SÃO PAULO – Críticas ao presidente turco Recep Tayyip Erdogan, até recentemente elogiado como exemplo de líder de uma democracia no Oriente Médio, marcaram a conferência internacional sobre dimensões do movimento Hizmet, que reuniu especialistas e diplomatas na USP, em São Paulo. O dirigente é acusado de forçar o Parlamento a lhe garantir superpoderes, censurar redes sociais e perseguir jornalistas e opositores.
? O que se vê é a formação de um ditador, mas com votos, porque ele foi eleito. Um grupo político que começou liberal e democrático se entregou as ambições pessoais de poder de Erdogan ? disse o embaixador brasileiro aposentado Luiz Henrique da Fonseca, que foi cônsul por quatro anos em Istambul.
Com a ressalva de que falava como embaixador aposentado, e não mais como representante do Ministério das Relações Exteriores, Fonseca lembrou que o atual presidente deixou de ser apoiado por Fethullah Gülen quando apareceram as primeiras denúncias de corrupção contra ele e foram dados passos mais consistentes no combate a jornalistas críticos ao regime.
? Erdogan vem dificultando o trabalho de empresários, escolas e universidades, de programas culturais e daqueles dispostos a contribuir para o diálogo ? disse o embaixador.
Fonseca defendeu que o Itamaraty mantenha a posição de não interferir em política interna de outros países, mas disse considerar importante que o Brasil mantenha o debate sobre a importância da liberdade de expressão e de imprensa em fóruns internacionais, onde há presença da Turquia.

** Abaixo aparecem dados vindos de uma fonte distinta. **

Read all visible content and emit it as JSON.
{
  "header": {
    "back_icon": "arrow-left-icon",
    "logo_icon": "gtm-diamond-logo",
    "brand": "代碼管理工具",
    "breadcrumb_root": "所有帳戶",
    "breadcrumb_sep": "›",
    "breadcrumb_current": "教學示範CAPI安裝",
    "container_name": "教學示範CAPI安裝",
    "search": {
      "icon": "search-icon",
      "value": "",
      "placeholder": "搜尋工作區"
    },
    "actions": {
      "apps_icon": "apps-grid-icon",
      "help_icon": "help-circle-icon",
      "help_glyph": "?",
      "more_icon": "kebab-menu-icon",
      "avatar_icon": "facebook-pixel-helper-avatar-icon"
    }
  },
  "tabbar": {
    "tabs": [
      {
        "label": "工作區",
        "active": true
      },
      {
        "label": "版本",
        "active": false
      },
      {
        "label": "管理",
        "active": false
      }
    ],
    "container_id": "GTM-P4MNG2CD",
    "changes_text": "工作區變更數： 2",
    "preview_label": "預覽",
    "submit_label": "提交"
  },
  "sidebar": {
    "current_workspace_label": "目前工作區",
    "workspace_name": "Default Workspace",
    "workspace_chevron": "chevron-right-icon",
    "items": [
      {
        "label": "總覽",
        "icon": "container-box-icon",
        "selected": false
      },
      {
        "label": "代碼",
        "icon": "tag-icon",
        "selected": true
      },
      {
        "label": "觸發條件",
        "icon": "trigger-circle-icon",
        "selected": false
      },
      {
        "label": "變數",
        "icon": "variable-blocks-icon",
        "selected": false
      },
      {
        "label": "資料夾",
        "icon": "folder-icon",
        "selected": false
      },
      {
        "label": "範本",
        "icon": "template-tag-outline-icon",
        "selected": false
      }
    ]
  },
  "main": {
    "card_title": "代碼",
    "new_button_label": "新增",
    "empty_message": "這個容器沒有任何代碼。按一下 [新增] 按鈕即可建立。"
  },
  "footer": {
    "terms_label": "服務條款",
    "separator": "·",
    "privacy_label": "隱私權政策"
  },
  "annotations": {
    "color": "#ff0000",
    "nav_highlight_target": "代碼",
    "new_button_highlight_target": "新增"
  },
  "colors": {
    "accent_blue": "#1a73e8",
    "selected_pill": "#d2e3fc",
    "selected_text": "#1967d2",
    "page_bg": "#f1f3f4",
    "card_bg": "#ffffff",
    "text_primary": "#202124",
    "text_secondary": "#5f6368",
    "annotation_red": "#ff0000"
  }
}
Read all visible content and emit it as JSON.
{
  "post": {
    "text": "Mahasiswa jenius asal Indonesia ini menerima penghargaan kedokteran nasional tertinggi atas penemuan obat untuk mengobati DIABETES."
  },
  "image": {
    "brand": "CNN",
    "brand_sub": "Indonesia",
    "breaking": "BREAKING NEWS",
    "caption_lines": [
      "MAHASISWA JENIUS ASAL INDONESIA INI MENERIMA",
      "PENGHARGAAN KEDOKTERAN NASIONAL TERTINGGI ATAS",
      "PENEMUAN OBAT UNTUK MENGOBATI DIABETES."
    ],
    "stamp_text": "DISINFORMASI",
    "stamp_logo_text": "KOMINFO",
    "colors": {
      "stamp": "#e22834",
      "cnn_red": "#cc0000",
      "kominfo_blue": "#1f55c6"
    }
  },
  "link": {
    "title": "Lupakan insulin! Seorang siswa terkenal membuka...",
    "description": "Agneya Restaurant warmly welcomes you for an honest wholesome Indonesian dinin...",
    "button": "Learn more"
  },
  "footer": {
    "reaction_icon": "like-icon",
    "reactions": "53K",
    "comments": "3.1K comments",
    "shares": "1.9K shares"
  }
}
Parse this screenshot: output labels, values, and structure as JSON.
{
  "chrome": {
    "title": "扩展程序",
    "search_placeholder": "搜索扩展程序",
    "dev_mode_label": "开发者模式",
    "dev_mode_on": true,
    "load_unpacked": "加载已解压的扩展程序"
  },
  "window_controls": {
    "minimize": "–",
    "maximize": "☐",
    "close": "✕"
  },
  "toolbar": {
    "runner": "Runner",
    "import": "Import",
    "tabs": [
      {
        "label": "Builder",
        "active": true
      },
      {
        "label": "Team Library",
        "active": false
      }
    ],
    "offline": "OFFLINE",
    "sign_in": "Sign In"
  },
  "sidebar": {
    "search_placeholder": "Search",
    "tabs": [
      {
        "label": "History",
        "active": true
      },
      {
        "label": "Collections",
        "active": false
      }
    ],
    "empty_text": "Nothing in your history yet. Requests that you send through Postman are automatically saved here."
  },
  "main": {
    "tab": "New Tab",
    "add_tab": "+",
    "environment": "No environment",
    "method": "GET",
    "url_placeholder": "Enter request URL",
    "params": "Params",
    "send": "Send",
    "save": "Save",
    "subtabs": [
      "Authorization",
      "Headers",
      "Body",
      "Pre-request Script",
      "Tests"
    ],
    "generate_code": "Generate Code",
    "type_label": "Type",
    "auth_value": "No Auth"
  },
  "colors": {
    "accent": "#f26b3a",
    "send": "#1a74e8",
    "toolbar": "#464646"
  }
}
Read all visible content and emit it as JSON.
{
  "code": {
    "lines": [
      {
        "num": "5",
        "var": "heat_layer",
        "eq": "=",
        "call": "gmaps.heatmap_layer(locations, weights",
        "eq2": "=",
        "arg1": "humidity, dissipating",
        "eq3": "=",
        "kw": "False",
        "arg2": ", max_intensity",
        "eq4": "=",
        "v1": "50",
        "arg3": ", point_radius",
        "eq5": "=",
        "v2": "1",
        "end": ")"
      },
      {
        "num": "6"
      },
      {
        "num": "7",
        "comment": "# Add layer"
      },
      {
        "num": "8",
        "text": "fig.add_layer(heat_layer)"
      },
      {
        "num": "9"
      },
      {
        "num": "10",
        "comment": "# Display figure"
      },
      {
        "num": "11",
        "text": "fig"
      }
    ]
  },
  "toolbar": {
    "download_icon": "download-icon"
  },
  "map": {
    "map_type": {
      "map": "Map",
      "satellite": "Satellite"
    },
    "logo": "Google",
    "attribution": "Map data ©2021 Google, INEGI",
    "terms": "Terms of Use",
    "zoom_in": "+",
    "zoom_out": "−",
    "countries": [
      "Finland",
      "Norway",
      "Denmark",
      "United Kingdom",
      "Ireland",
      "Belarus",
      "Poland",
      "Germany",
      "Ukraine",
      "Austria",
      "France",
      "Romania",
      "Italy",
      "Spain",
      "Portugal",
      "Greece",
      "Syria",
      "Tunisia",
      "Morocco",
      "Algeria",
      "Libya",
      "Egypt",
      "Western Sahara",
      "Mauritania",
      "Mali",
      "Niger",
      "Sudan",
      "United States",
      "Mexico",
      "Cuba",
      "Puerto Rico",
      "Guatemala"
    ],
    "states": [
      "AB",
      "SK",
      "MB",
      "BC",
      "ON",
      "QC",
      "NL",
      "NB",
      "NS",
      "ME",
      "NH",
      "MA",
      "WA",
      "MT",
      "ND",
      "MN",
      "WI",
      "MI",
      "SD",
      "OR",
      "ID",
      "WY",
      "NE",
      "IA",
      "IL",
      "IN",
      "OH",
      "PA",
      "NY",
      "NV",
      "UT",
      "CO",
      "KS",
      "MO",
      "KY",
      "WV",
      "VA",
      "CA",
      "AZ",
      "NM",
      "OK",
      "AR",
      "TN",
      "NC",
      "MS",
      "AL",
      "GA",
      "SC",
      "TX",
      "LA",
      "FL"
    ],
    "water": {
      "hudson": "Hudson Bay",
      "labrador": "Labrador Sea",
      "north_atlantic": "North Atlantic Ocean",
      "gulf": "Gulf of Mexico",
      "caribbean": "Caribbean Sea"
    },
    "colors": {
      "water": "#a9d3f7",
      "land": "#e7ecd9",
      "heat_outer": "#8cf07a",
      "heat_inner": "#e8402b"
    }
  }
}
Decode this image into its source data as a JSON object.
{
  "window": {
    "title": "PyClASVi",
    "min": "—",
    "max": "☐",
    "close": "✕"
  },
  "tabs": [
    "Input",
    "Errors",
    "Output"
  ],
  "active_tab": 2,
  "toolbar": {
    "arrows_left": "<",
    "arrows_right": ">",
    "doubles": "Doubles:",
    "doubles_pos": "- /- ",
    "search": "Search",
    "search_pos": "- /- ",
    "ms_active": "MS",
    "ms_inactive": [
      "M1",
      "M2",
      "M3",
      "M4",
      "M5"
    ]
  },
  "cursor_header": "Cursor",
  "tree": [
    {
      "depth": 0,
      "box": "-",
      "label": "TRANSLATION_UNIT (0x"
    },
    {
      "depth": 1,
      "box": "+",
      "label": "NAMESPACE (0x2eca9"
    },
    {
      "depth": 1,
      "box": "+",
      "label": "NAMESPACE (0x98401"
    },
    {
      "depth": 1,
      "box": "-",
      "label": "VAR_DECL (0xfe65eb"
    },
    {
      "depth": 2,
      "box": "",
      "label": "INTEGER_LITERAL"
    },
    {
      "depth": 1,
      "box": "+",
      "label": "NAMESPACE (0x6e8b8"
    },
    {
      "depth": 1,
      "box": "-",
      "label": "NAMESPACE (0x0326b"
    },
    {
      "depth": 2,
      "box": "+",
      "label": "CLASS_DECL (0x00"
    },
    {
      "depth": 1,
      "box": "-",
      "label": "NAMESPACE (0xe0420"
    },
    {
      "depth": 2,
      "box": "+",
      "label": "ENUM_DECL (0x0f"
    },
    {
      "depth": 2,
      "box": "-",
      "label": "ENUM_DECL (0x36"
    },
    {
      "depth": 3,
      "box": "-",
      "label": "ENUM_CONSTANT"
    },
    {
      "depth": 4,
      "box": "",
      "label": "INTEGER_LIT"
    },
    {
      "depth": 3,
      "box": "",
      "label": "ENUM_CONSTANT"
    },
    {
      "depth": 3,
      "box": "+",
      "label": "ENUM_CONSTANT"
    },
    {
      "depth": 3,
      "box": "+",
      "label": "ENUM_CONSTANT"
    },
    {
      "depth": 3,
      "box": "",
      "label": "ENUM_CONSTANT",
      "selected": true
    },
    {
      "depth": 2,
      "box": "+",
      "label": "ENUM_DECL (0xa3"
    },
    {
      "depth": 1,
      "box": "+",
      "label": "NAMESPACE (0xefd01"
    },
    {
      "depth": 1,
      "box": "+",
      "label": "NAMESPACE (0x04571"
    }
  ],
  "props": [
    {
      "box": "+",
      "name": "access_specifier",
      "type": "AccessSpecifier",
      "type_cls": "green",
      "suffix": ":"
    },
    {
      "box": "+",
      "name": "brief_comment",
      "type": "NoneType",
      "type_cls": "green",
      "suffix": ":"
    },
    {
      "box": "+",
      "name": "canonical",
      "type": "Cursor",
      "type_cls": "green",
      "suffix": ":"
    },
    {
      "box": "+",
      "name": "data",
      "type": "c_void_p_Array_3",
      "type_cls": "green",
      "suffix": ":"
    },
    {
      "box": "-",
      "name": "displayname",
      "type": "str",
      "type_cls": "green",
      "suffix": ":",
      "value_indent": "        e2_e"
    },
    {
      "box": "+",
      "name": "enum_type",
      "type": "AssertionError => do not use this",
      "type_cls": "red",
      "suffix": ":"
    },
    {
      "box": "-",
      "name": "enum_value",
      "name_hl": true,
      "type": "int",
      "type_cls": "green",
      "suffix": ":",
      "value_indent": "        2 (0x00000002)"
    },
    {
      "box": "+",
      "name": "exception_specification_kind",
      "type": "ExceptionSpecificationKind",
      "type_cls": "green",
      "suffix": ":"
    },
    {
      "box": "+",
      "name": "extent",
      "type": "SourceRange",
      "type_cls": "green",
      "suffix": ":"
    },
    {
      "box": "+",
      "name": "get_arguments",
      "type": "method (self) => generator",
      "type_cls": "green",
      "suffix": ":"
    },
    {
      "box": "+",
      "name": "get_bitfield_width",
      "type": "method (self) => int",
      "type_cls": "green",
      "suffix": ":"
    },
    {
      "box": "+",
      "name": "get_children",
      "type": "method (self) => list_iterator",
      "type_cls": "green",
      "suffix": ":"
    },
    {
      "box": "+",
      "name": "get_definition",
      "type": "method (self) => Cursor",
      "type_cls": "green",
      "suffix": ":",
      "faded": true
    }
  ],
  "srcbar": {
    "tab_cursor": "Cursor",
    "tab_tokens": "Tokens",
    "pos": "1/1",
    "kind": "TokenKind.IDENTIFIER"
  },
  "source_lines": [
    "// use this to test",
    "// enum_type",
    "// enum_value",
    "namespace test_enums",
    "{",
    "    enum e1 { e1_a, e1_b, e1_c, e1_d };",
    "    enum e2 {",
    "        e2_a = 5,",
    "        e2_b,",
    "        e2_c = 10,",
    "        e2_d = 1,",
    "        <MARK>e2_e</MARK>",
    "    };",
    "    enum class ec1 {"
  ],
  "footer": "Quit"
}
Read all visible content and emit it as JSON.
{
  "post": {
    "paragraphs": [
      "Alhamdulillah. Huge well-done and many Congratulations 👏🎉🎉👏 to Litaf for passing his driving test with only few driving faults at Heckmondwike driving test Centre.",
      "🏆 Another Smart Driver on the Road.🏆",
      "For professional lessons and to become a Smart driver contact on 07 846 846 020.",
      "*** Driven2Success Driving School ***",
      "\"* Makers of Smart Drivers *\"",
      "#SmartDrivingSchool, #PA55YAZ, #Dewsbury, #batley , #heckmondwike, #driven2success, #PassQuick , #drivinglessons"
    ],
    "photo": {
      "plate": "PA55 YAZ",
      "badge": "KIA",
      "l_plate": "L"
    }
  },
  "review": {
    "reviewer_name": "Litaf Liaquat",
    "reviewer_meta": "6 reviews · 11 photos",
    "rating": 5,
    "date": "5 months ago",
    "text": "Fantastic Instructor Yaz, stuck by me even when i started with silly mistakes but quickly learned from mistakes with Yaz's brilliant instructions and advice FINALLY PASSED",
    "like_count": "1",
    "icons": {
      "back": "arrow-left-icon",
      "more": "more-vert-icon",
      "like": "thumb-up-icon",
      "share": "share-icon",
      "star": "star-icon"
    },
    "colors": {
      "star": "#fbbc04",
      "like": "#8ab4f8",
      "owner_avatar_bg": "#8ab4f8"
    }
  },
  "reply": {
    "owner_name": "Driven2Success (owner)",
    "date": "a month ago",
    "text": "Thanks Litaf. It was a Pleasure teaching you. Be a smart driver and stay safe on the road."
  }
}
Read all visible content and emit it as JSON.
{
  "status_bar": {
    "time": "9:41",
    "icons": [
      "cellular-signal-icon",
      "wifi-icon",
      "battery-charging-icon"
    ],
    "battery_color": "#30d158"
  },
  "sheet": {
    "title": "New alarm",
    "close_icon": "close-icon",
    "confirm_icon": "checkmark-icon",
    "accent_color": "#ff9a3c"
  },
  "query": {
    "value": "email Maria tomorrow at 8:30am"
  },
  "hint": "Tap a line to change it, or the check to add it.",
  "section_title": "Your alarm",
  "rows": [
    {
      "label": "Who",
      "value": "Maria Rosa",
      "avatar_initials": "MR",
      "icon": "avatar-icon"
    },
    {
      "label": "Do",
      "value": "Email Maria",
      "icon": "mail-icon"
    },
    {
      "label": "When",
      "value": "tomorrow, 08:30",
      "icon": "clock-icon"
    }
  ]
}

Para o embaixador aposentado, apesar dos problemas, Erdogan tem prestado uma importante contribuição ao receber refugiados sírios na Turquia. Ele lembrou que o Brasil também colabora neste quadro, ao oferecer visto de turista a sírios que buscam apoio na embaixada brasileira em Istambul.
Presidente do Centro Cultural Brasil Turquia e um dos organizadores do encontro na USP, Mustafa Göktepe lamentou a deterioração da situação política na Turquia e lembrou que o país já foi, para o mundo, “estrela da região e exemplo de democracia no Oriente Médio”.
? No passado, nosso caminho se cruzava, na defesa da democracia e do direito das minorias na Turquia. Desde 2013, ocorreu uma guinada e Erdogan passou a perseguir seus críticos. Jornalistas comunistas ou lideranças liberais são tratados da mesma forma pelo governo: como traidores ? lamentou, citando o fechamento de jornais no país e a prisão de jornalistas estrangeiros.
Göktepe relativizou até mesmo o desempenho da Turquia na recepção de refugiados sírios, país vizinho com conflitos constantes. Atualmente, cerca de 2 milhões de sírios vivem no país.
? Erdogan usa muito esta carta na diplomacia internacional, já que a invasão da Europa por estes refugiados é um temor da União Europeia ? criticou.